Alambiques e o café de Cristina

Eliane Barbosa
| Tempo de leitura: 1 min

Por onde quer que se ande em Minas Gerais, encontram-se alambiques. O circuito da cachaça pode começar por Belo Horizonte – procure o escritório de turismo de lá para se informar – ou por qualquer outro canto dessa terra de encantos.

Por Coronel Xavier Chaves, por exemplo, distante apenas 20 km de São João del Rey, onde funciona o Engenho Boa Vista (32 – 3357-1238), um alambique do século 18 tocado por Rubinho, descendente direto de Tiradentes.

Lugar especial para boas fotos, incluindo da roda d’água, usada para moer a cana, e dos tonéis, usados para o envelhecimento da “branquinha” (a diferença da cachaça e da pinga reside no fato de a primeira ser destilada da borra do açúcar e da pinga ser destilada do caldo de cana).

Em outra região mineira, essa já bem próxima ao Circuito das Águas (as estâncias hidrominerais de Caxambu e São Lourenço), fica a graciosa e pequena Cristina, cujo nome, como Marília, em São Paulo, serviu para batizar muitas meninas filhas de gente de lá.

Essa pacata cidade do Sul de Minas está famosa mundialmente por conta da produção de um café especial, o premium.

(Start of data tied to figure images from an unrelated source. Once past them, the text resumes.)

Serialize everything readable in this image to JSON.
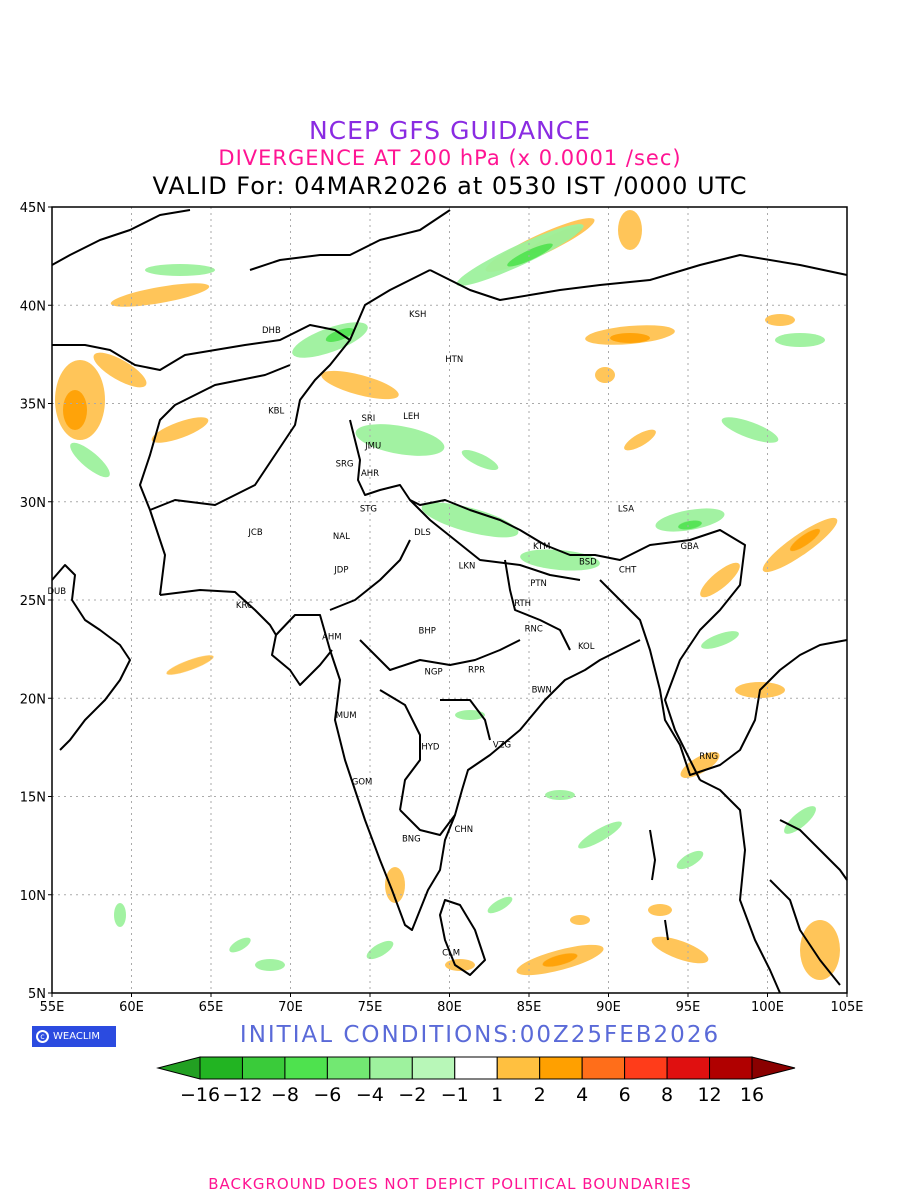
{
  "header": {
    "title": "NCEP GFS GUIDANCE",
    "subtitle": "DIVERGENCE AT 200 hPa (x 0.0001 /sec)",
    "valid": "VALID For: 04MAR2026 at 0530 IST /0000 UTC"
  },
  "footer": {
    "brand": "WEACLIM",
    "initial_conditions": "INITIAL CONDITIONS:00Z25FEB2026",
    "note": "BACKGROUND DOES NOT DEPICT POLITICAL BOUNDARIES"
  },
  "map": {
    "lat_labels": [
      "45N",
      "40N",
      "35N",
      "30N",
      "25N",
      "20N",
      "15N",
      "10N",
      "5N"
    ],
    "lon_labels": [
      "55E",
      "60E",
      "65E",
      "70E",
      "75E",
      "80E",
      "85E",
      "90E",
      "95E",
      "100E",
      "105E"
    ],
    "lon_range": [
      55,
      105
    ],
    "lat_range": [
      5,
      45
    ],
    "stations": [
      {
        "code": "KSH",
        "lon": 78.0,
        "lat": 39.4
      },
      {
        "code": "DHB",
        "lon": 68.8,
        "lat": 38.6
      },
      {
        "code": "HTN",
        "lon": 80.3,
        "lat": 37.1
      },
      {
        "code": "KBL",
        "lon": 69.1,
        "lat": 34.5
      },
      {
        "code": "SRI",
        "lon": 74.9,
        "lat": 34.1
      },
      {
        "code": "LEH",
        "lon": 77.6,
        "lat": 34.2
      },
      {
        "code": "JMU",
        "lon": 75.2,
        "lat": 32.7
      },
      {
        "code": "SRG",
        "lon": 73.4,
        "lat": 31.8
      },
      {
        "code": "AHR",
        "lon": 75.0,
        "lat": 31.3
      },
      {
        "code": "STG",
        "lon": 74.9,
        "lat": 29.5
      },
      {
        "code": "DLS",
        "lon": 78.3,
        "lat": 28.3
      },
      {
        "code": "JCB",
        "lon": 67.8,
        "lat": 28.3
      },
      {
        "code": "NAL",
        "lon": 73.2,
        "lat": 28.1
      },
      {
        "code": "LSA",
        "lon": 91.1,
        "lat": 29.5
      },
      {
        "code": "KTM",
        "lon": 85.8,
        "lat": 27.6
      },
      {
        "code": "GBA",
        "lon": 95.1,
        "lat": 27.6
      },
      {
        "code": "BSD",
        "lon": 88.7,
        "lat": 26.8
      },
      {
        "code": "CHT",
        "lon": 91.2,
        "lat": 26.4
      },
      {
        "code": "JDP",
        "lon": 73.2,
        "lat": 26.4
      },
      {
        "code": "LKN",
        "lon": 81.1,
        "lat": 26.6
      },
      {
        "code": "PTN",
        "lon": 85.6,
        "lat": 25.7
      },
      {
        "code": "DUB",
        "lon": 55.3,
        "lat": 25.3
      },
      {
        "code": "RTH",
        "lon": 84.6,
        "lat": 24.7
      },
      {
        "code": "KRC",
        "lon": 67.1,
        "lat": 24.6
      },
      {
        "code": "BHP",
        "lon": 78.6,
        "lat": 23.3
      },
      {
        "code": "AHM",
        "lon": 72.6,
        "lat": 23.0
      },
      {
        "code": "RNC",
        "lon": 85.3,
        "lat": 23.4
      },
      {
        "code": "KOL",
        "lon": 88.6,
        "lat": 22.5
      },
      {
        "code": "NGP",
        "lon": 79.0,
        "lat": 21.2
      },
      {
        "code": "RPR",
        "lon": 81.7,
        "lat": 21.3
      },
      {
        "code": "BWN",
        "lon": 85.8,
        "lat": 20.3
      },
      {
        "code": "MUM",
        "lon": 73.5,
        "lat": 19.0
      },
      {
        "code": "HYD",
        "lon": 78.8,
        "lat": 17.4
      },
      {
        "code": "VZG",
        "lon": 83.3,
        "lat": 17.5
      },
      {
        "code": "RNG",
        "lon": 96.3,
        "lat": 16.9
      },
      {
        "code": "GOM",
        "lon": 74.5,
        "lat": 15.6
      },
      {
        "code": "CHN",
        "lon": 80.9,
        "lat": 13.2
      },
      {
        "code": "BNG",
        "lon": 77.6,
        "lat": 12.7
      },
      {
        "code": "CLM",
        "lon": 80.1,
        "lat": 6.9
      }
    ]
  },
  "legend": {
    "labels": [
      "−16",
      "−12",
      "−8",
      "−6",
      "−4",
      "−2",
      "−1",
      "1",
      "2",
      "4",
      "6",
      "8",
      "12",
      "16"
    ],
    "colors": [
      "#2ca02c",
      "#22b422",
      "#3acb3a",
      "#4ee24e",
      "#72e872",
      "#9ef29e",
      "#b8f7b8",
      "#ffffff",
      "#ffc040",
      "#ffa000",
      "#ff6e1a",
      "#ff3c1a",
      "#e01010",
      "#b00000",
      "#8a0000"
    ],
    "left_arrow_color": "#22a022",
    "right_arrow_color": "#8a0000"
  }
}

Segundo Rusty Marcellini, escritor, cineasta e fotógrafo, autor de “Caminhos do Sabor – Estrada Real”, “apesar de ser mais caro que o café comum, sua demanda tem aumentado consideravelmente”.

O Café Cristina Colina da Pedra pode ser comprado e degustado na Pousada Casarão dos Noronha Kauage (www.pousadakauage.com.br, telefone 35 – 3281-1205).